Export of a synthetic A tail-containing RNA in 3′ end formation mutant strains. (A) FISH for GFP RNA in strains temperature sensitive for polyA polymerase (pap1-1) or a cleavage factor (rna15-2) transformed with the GAL1 promoter-driven constructs described in Figure 6. Cultures at 25°C were temperature shifted to 37°C with superheated media containing galactose for 40 min prior to fixation and FISH analysis. Uninduced cells (time 0) for GALGFP pA are also shown. (B) FISH analysis for GFP RNA in the wild-type W303 strain and a strain deleted for the nucleoporin Rip1p using the TDH3 promoter-driven constructs. Cultures at 30°C were temperature shifted to 42°C for 30 min prior to fixation and FISH analysis. The exposure time in B is one-eighth typical exposure times to accommodate the strong nuclear accumulation in the ΔRip1 strain.

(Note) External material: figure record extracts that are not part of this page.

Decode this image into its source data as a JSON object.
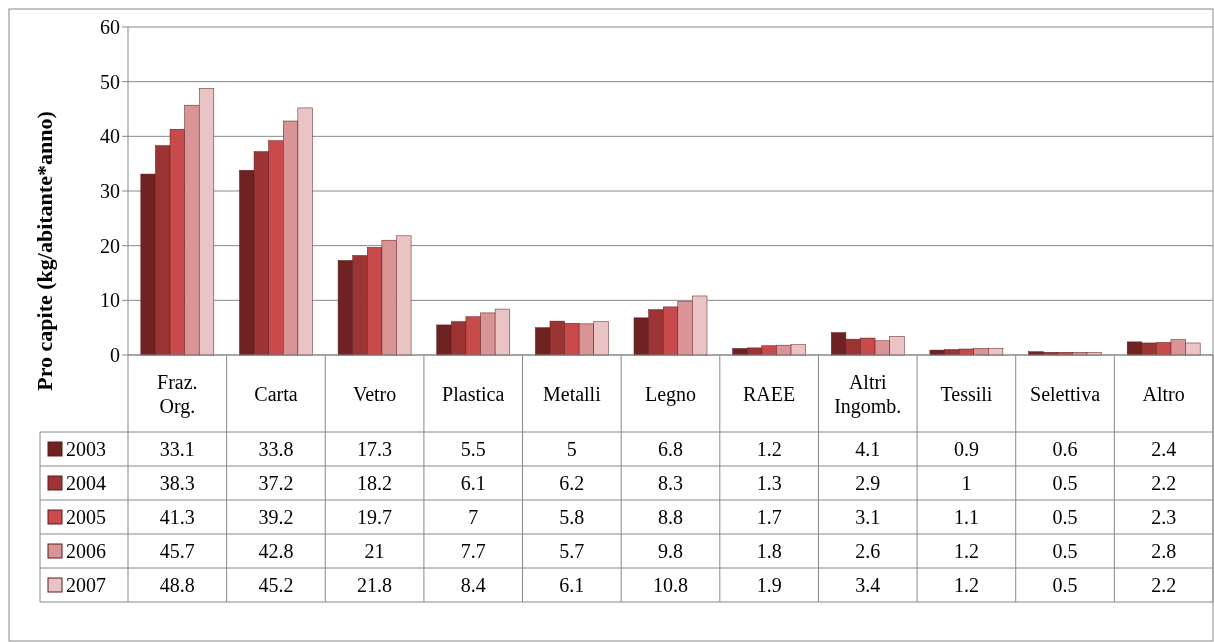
{
  "chart_data": {
    "type": "bar",
    "ylabel": "Pro capite (kg/abitante*anno)",
    "categories": [
      "Fraz. Org.",
      "Carta",
      "Vetro",
      "Plastica",
      "Metalli",
      "Legno",
      "RAEE",
      "Altri Ingomb.",
      "Tessili",
      "Selettiva",
      "Altro"
    ],
    "series": [
      {
        "name": "2003",
        "color": "#6e2222",
        "values": [
          33.1,
          33.8,
          17.3,
          5.5,
          5,
          6.8,
          1.2,
          4.1,
          0.9,
          0.6,
          2.4
        ]
      },
      {
        "name": "2004",
        "color": "#9c3434",
        "values": [
          38.3,
          37.2,
          18.2,
          6.1,
          6.2,
          8.3,
          1.3,
          2.9,
          1,
          0.5,
          2.2
        ]
      },
      {
        "name": "2005",
        "color": "#c94a4a",
        "values": [
          41.3,
          39.2,
          19.7,
          7,
          5.8,
          8.8,
          1.7,
          3.1,
          1.1,
          0.5,
          2.3
        ]
      },
      {
        "name": "2006",
        "color": "#d99595",
        "values": [
          45.7,
          42.8,
          21,
          7.7,
          5.7,
          9.8,
          1.8,
          2.6,
          1.2,
          0.5,
          2.8
        ]
      },
      {
        "name": "2007",
        "color": "#eac4c4",
        "values": [
          48.8,
          45.2,
          21.8,
          8.4,
          6.1,
          10.8,
          1.9,
          3.4,
          1.2,
          0.5,
          2.2
        ]
      }
    ],
    "ylim": [
      0,
      60
    ],
    "yticks": [
      0,
      10,
      20,
      30,
      40,
      50,
      60
    ],
    "grid": "y",
    "legend": "bottom",
    "data_labels": true
  }
}
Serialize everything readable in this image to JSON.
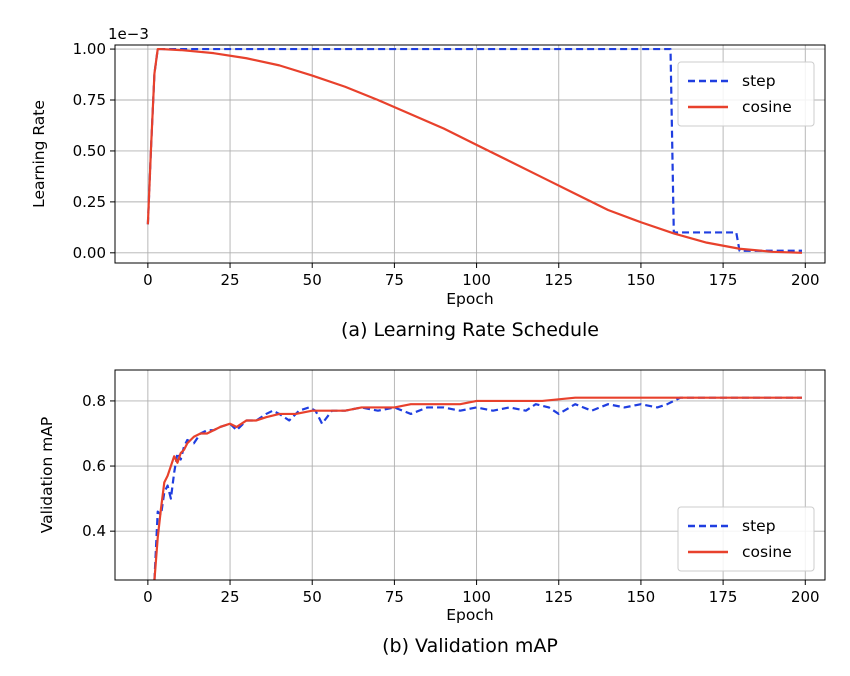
{
  "chart_data": [
    {
      "type": "line",
      "caption": "(a) Learning Rate Schedule",
      "xlabel": "Epoch",
      "ylabel": "Learning Rate",
      "offset_text": "1e−3",
      "xlim": [
        -10,
        206
      ],
      "ylim": [
        -5e-05,
        0.00102
      ],
      "xticks": [
        0,
        25,
        50,
        75,
        100,
        125,
        150,
        175,
        200
      ],
      "xtick_labels": [
        "0",
        "25",
        "50",
        "75",
        "100",
        "125",
        "150",
        "175",
        "200"
      ],
      "yticks": [
        0,
        0.00025,
        0.0005,
        0.00075,
        0.001
      ],
      "ytick_labels": [
        "0.00",
        "0.25",
        "0.50",
        "0.75",
        "1.00"
      ],
      "grid": true,
      "legend_position": "top-right",
      "series": [
        {
          "name": "step",
          "color": "#1f3ee0",
          "style": "dashed",
          "x": [
            0,
            1,
            2,
            3,
            4,
            159,
            160,
            179,
            180,
            199
          ],
          "y": [
            0.00014,
            0.00053,
            0.00088,
            0.001,
            0.001,
            0.001,
            0.0001,
            0.0001,
            1e-05,
            1e-05
          ]
        },
        {
          "name": "cosine",
          "color": "#e8412c",
          "style": "solid",
          "x": [
            0,
            1,
            2,
            3,
            4,
            10,
            20,
            30,
            40,
            50,
            60,
            70,
            80,
            90,
            100,
            110,
            120,
            130,
            140,
            150,
            160,
            170,
            180,
            190,
            199
          ],
          "y": [
            0.00014,
            0.00053,
            0.00088,
            0.001,
            0.001,
            0.000995,
            0.00098,
            0.000955,
            0.00092,
            0.00087,
            0.000815,
            0.00075,
            0.00068,
            0.00061,
            0.00053,
            0.00045,
            0.00037,
            0.00029,
            0.00021,
            0.00015,
            9.5e-05,
            5e-05,
            2e-05,
            5e-06,
            0.0
          ]
        }
      ]
    },
    {
      "type": "line",
      "caption": "(b) Validation mAP",
      "xlabel": "Epoch",
      "ylabel": "Validation mAP",
      "xlim": [
        -10,
        206
      ],
      "ylim": [
        0.25,
        0.895
      ],
      "xticks": [
        0,
        25,
        50,
        75,
        100,
        125,
        150,
        175,
        200
      ],
      "xtick_labels": [
        "0",
        "25",
        "50",
        "75",
        "100",
        "125",
        "150",
        "175",
        "200"
      ],
      "yticks": [
        0.4,
        0.6,
        0.8
      ],
      "ytick_labels": [
        "0.4",
        "0.6",
        "0.8"
      ],
      "grid": true,
      "legend_position": "lower-right",
      "series": [
        {
          "name": "step",
          "color": "#1f3ee0",
          "style": "dashed",
          "x": [
            2,
            3,
            4,
            5,
            6,
            7,
            8,
            9,
            10,
            11,
            12,
            14,
            16,
            18,
            20,
            22,
            25,
            27,
            30,
            33,
            36,
            38,
            40,
            43,
            46,
            49,
            51,
            53,
            56,
            60,
            65,
            70,
            75,
            80,
            85,
            90,
            95,
            100,
            105,
            110,
            115,
            118,
            122,
            125,
            130,
            135,
            140,
            145,
            150,
            155,
            158,
            160,
            162,
            165,
            170,
            175,
            180,
            185,
            190,
            195,
            199
          ],
          "y": [
            0.25,
            0.46,
            0.45,
            0.52,
            0.54,
            0.5,
            0.58,
            0.64,
            0.62,
            0.66,
            0.68,
            0.67,
            0.7,
            0.71,
            0.71,
            0.72,
            0.73,
            0.71,
            0.74,
            0.74,
            0.76,
            0.77,
            0.76,
            0.74,
            0.77,
            0.78,
            0.77,
            0.73,
            0.77,
            0.77,
            0.78,
            0.77,
            0.78,
            0.76,
            0.78,
            0.78,
            0.77,
            0.78,
            0.77,
            0.78,
            0.77,
            0.79,
            0.78,
            0.76,
            0.79,
            0.77,
            0.79,
            0.78,
            0.79,
            0.78,
            0.79,
            0.8,
            0.81,
            0.81,
            0.81,
            0.81,
            0.81,
            0.81,
            0.81,
            0.81,
            0.81
          ]
        },
        {
          "name": "cosine",
          "color": "#e8412c",
          "style": "solid",
          "x": [
            2,
            3,
            4,
            5,
            6,
            7,
            8,
            9,
            10,
            11,
            12,
            14,
            16,
            18,
            20,
            22,
            25,
            27,
            30,
            33,
            36,
            40,
            45,
            50,
            55,
            60,
            65,
            70,
            75,
            80,
            85,
            90,
            95,
            100,
            110,
            120,
            130,
            140,
            150,
            160,
            170,
            175,
            180,
            190,
            199
          ],
          "y": [
            0.25,
            0.38,
            0.47,
            0.55,
            0.57,
            0.6,
            0.63,
            0.61,
            0.64,
            0.65,
            0.67,
            0.69,
            0.7,
            0.7,
            0.71,
            0.72,
            0.73,
            0.72,
            0.74,
            0.74,
            0.75,
            0.76,
            0.76,
            0.77,
            0.77,
            0.77,
            0.78,
            0.78,
            0.78,
            0.79,
            0.79,
            0.79,
            0.79,
            0.8,
            0.8,
            0.8,
            0.81,
            0.81,
            0.81,
            0.81,
            0.81,
            0.81,
            0.81,
            0.81,
            0.81
          ]
        }
      ]
    }
  ]
}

Pab1p association is restored by a synthetic A tail. (A) Primer extension analysis for GFP RNA after α-V5 immunoprecipitation (IP) from extracts of transformed CBP20 or PAB1 V5 epitope-tagged strains. Primer extension for U2 snRNA is also shown. Input RNA from 1/100th of the extract used for IP is shown on the left. Only a typical input is shown as the levels of GFP pA, GFP RZ, and GFP A75 RZ were unaffected in these strains (data not shown). Primer extension after IP from the tagged extracts, and from untagged W303 extract from GFP pA transformed cells, is shown on the right. (B) Quantitation of the amounts of GFP pA, GFP RZ, and GFP A75 RZ coimmunoprecipitated with Cbp20V5p and Pab1V5p. The GFP/U2 ratios in the IPs were divided by the GFP/U2 ratios in the inputs, and the value for GFP pA was normalized to 1.0. Results from three independent experiments (expt) for CBP20V5 and two independent experiments for PAB1V5 are shown, as indicated.